Since the early 80s, bikers have taken to the dirt track at 4801 SW Shunga Drive in Crestview Park to compete among friends and build up an underground scene around BMX racing. Joshua Spangler, the current track manager, took over the track a year and half ago with his wife, Sarah.

“One of the biggest surprises to me is how I’ve talked to different people and they have no idea this place exists. It’s like a little hidden gem right here,” Spangler said.

The Capital-Journal visited a novice single-point race on Sept. 16 to get a picture of what racing is like on a normal day. The season started in April and runs to the end of November with the BMX Nationals held in Tulsa, Ok.

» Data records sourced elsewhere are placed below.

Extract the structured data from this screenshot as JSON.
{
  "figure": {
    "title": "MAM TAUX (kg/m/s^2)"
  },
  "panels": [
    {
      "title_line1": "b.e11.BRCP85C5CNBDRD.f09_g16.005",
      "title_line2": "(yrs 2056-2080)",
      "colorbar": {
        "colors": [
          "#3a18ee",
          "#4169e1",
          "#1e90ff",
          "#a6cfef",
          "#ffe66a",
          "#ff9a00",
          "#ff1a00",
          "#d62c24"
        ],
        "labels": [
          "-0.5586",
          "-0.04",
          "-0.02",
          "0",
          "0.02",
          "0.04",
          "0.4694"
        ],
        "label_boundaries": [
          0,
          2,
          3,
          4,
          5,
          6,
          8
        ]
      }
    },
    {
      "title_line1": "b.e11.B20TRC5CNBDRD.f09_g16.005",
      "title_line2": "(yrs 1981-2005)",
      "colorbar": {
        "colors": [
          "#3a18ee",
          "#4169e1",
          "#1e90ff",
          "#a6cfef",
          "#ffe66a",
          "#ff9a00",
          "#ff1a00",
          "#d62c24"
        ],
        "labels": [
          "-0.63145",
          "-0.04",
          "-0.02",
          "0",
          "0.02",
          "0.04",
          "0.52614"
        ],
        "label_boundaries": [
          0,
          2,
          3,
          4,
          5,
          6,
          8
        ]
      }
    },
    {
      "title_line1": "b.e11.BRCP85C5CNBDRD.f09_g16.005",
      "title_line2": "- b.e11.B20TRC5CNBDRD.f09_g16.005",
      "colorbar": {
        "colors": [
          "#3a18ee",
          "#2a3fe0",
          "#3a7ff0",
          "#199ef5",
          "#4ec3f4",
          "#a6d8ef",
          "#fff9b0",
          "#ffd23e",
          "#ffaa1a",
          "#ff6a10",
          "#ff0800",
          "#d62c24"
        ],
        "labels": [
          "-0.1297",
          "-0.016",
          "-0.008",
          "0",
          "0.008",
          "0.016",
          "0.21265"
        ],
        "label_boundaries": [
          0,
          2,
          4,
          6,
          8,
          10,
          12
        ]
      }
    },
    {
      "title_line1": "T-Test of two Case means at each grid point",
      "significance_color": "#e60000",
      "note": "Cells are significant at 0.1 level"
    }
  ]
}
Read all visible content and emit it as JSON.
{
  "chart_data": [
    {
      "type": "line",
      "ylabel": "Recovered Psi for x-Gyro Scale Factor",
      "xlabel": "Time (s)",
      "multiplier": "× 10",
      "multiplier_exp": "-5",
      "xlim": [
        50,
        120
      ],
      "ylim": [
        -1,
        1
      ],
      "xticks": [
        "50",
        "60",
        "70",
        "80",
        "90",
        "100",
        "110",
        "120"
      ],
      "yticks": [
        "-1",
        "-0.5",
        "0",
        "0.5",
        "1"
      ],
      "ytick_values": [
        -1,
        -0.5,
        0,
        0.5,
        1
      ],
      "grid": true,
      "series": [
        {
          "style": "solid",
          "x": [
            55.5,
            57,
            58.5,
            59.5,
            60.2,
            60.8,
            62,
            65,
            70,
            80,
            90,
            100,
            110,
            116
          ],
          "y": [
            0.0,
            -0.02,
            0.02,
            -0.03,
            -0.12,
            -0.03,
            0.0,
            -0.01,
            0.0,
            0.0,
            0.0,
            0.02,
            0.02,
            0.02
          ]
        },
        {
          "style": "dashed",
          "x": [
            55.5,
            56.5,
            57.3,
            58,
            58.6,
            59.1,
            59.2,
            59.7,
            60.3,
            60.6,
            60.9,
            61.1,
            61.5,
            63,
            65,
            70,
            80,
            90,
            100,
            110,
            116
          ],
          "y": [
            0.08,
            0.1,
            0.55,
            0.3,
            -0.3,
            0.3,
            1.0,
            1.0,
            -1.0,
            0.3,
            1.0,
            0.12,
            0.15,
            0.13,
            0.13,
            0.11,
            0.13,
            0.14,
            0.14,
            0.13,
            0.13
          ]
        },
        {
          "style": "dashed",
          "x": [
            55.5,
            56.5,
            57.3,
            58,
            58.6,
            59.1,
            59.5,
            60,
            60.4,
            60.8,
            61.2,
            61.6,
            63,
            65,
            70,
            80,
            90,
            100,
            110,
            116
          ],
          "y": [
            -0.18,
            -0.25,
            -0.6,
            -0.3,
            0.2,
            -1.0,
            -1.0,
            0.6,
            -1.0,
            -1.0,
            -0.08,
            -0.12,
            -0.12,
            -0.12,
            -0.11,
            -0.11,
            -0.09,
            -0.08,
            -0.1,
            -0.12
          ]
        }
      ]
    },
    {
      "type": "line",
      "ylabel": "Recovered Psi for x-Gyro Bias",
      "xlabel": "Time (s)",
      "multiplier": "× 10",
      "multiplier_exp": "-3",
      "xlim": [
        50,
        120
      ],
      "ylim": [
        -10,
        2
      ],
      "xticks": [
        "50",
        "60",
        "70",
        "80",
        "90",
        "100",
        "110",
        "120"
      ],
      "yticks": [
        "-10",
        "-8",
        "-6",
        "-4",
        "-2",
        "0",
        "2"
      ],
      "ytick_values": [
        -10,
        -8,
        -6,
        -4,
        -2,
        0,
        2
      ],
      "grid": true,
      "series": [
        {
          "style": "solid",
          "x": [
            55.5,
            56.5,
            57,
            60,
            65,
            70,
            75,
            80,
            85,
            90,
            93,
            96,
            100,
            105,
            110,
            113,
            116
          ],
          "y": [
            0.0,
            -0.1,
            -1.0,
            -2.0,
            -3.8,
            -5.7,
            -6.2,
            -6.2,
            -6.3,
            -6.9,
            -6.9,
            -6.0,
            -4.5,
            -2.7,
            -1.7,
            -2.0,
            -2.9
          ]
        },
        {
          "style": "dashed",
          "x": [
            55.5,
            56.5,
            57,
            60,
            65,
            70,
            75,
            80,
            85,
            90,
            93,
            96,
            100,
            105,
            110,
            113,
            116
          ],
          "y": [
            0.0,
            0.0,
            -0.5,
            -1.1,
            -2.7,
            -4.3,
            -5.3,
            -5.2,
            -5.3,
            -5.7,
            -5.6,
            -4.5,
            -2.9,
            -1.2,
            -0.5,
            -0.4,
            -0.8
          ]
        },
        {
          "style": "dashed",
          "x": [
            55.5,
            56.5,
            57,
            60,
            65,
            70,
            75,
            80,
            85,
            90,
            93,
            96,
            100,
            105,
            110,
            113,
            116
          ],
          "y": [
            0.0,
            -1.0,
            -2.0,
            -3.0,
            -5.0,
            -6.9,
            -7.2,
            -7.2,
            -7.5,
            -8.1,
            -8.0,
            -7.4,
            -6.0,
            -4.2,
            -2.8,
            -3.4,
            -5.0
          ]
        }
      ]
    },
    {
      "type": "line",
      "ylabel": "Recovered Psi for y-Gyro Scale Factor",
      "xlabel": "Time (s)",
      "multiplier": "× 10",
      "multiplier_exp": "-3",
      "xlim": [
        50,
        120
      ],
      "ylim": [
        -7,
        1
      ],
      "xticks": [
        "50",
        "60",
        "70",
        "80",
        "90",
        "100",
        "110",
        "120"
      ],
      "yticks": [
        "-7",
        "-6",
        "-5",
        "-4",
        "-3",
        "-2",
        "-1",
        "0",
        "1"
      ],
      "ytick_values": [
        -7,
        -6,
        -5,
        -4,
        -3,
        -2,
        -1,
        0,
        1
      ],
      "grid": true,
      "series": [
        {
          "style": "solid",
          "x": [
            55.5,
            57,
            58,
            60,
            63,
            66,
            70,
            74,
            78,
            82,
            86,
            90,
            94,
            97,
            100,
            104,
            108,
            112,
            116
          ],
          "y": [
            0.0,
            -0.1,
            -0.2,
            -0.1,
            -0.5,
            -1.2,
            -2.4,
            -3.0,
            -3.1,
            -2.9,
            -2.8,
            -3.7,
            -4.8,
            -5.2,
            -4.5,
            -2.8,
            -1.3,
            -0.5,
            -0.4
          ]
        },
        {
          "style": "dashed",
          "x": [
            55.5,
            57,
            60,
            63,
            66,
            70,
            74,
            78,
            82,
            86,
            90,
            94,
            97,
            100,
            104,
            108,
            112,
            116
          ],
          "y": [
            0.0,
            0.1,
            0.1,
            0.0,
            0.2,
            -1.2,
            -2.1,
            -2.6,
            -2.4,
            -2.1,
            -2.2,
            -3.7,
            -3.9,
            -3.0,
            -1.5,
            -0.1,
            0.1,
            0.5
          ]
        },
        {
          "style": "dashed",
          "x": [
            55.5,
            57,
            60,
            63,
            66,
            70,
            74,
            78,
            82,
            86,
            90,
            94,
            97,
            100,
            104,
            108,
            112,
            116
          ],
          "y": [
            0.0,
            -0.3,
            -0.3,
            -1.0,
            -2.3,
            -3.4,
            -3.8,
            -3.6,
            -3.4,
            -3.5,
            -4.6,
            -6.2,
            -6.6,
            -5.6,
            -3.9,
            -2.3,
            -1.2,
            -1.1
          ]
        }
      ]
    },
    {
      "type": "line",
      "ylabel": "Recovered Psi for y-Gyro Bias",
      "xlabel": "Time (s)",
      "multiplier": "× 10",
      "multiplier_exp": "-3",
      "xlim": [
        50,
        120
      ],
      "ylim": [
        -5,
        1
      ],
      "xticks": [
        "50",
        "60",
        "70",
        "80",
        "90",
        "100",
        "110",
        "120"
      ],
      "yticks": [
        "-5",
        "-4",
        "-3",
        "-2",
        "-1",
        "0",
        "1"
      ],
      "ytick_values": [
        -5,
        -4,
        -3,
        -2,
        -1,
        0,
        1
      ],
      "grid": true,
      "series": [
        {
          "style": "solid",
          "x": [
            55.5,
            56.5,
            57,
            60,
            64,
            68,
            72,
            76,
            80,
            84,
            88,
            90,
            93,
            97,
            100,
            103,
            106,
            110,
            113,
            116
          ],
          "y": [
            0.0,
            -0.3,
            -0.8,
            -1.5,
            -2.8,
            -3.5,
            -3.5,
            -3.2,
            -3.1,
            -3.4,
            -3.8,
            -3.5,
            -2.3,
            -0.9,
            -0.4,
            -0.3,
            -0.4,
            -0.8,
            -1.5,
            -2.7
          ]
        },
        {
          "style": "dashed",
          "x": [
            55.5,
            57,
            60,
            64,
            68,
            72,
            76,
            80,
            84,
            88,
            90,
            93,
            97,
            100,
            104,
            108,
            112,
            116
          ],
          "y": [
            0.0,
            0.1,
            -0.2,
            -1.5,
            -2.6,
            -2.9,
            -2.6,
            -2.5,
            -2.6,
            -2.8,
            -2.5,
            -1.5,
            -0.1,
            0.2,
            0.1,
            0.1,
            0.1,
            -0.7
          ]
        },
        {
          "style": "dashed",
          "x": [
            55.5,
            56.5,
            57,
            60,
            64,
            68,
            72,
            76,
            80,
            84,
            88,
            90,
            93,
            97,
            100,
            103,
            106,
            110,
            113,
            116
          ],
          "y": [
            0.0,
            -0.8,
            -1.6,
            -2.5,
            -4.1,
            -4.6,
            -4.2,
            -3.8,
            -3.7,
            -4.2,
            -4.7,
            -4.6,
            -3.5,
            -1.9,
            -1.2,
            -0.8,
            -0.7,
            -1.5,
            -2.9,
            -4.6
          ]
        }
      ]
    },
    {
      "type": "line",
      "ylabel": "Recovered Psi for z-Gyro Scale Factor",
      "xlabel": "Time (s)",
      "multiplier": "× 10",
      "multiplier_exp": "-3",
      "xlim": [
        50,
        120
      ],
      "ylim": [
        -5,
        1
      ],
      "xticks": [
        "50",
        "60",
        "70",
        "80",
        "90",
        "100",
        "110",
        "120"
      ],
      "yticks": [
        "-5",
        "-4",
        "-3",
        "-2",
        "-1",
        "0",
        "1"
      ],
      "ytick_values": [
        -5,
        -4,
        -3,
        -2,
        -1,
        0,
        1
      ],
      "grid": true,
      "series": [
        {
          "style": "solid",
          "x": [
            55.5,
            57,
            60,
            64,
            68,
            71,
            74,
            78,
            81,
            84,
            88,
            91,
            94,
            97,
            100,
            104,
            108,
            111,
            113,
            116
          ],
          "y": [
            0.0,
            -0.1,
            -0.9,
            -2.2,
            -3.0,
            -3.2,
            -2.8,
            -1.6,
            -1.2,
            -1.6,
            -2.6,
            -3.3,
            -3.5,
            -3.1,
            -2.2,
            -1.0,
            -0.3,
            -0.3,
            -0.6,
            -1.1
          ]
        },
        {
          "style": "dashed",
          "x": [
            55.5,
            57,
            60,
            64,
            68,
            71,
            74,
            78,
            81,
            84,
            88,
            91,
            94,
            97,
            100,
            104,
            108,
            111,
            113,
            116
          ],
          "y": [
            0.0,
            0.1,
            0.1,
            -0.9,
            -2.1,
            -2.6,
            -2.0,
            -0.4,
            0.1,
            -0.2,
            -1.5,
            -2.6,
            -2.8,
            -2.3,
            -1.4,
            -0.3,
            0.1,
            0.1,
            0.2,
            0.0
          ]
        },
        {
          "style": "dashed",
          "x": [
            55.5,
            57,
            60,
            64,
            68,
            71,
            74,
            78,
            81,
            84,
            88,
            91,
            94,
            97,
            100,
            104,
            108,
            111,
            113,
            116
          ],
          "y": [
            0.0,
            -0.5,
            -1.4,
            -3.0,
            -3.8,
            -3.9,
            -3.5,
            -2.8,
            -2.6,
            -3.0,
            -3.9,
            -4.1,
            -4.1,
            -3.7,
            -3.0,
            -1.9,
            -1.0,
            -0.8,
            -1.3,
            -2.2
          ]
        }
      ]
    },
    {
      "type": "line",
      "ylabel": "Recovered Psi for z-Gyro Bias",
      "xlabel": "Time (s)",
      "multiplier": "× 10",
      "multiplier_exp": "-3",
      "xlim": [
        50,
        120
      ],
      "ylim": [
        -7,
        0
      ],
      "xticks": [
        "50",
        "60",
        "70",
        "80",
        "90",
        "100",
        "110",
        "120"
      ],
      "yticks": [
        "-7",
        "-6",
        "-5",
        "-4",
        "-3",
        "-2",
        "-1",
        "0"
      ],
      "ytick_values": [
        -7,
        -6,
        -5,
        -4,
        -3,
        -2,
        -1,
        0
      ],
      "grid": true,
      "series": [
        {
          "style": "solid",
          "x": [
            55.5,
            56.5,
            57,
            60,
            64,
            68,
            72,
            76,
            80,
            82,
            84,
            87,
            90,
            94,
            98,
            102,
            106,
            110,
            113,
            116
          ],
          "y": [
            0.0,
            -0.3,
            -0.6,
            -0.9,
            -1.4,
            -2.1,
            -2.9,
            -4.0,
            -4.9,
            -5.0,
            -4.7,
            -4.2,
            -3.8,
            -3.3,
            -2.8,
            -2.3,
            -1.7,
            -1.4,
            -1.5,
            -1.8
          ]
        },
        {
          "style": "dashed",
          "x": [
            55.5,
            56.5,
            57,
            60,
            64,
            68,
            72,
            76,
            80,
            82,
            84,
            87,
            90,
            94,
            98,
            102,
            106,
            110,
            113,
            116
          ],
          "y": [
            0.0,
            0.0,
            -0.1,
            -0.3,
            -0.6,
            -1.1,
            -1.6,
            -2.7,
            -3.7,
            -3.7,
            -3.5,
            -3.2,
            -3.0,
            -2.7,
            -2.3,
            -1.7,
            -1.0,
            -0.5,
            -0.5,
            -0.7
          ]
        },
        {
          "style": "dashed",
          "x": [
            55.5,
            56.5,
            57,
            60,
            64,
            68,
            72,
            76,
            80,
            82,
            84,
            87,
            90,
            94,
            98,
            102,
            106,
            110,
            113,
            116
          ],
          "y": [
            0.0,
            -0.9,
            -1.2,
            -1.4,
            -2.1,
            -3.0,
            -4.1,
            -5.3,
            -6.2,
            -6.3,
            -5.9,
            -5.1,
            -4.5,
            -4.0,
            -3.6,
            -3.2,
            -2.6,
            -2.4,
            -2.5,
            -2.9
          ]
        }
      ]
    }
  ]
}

The nature of the sport, being outside and participants spaced (for the most part) has meant a lot of interest has grown during the COVID-19 pandemic.

“Our slogan is nobody sits on the bench in BMX and that’s really true,” Spangler said. “I think one of the benefits of the sport is they don’t have to learn that much. We’re a pretty simple thing to jump into.”

Classes range from the Strider division, which are balance bikes for small kids, which encourage them to pedal quicker and with better form than training wheels, to aged classes and everything in-between.

Sydney Allen, a third-grade teacher at Perry-Lecompton elementary school, was out racing alongside her 10-year-old son, Karson.

“I went out and tried one of our girl clinics and just never quit,” Sydney said. “Its fun. We compare a lot and we work with each other a lot and kind of motivate each other to keep going.”

The history of the sport in Topeka isn’t something to take lightly, and Spangler said he’s looking for even more progress moving into the future.

“This is an Olympic sport,” Spangler said. “One of the big events they have is BMX so we’re actually getting into that aspect locally here. It’s a little more developed on the coast but you know, it takes more time for stuff to come to the inside here. So as things are going on around here, more and more schools and universities are recognizing that aspect and adding those teams.”

Spangler said universities in California offer scholarships for BMX and hopes local universities could see the benefit of adding the sport to their program.

The draw for riders to come to Topeka is also something Spangler says is worth considering. At this years Sunflower State Games, over 200 riders competed with some traveling in from outside the state.

“To see people travel from Arizona to come up and say hey we love the way your city runs a race track, we love the way your town does this stuff. That’s big,” Spangler said.

For riders locally, Heartland BMX is the only place they can go, but talks with Shawnee County Parks and Recreation may make for changes in the future.

Show up to a race at Crestview Park and you may not find parking in the lot adjacent to the track thanks to the roughly 100 riders who continually compete each week. Plans to build a new track at the proposed Family Park at 21st St. and Urish St. may in the works but nothing will be solidified until the plans are submitted to Shawnee County commissioners at the end of the year.

“After a survey and initial public input, the planning team led by HTK Architects has developed three concepts for what could ultimately be included in a master plan for Family Park. The team will conduct another round of public input and, based on the additional feedback, will develop a final concept to present to the county commissioners,” said Tim Laurent, director of Shawnee County Parks and Recreation.

“We are not ready at this point to discuss any specific features that are included in the concepts. We are seeking broad public input and the public will have a chance to see what is in the concepts during the next round of public engagement,” Laurent added.

Michael Brent, who managed the track for the previous six years and currently the vice president of the Heartland BMX board, has been around long enough to see the progression of riders and has high hopes moving forward.

“I think its a growing (sport), especially with COVID,” said Michael Brent, former track manager. “We just want to keep continuing to grow it.”

Races have always been free to watch and for those wishing to compete, you can register online here or on race days at the track.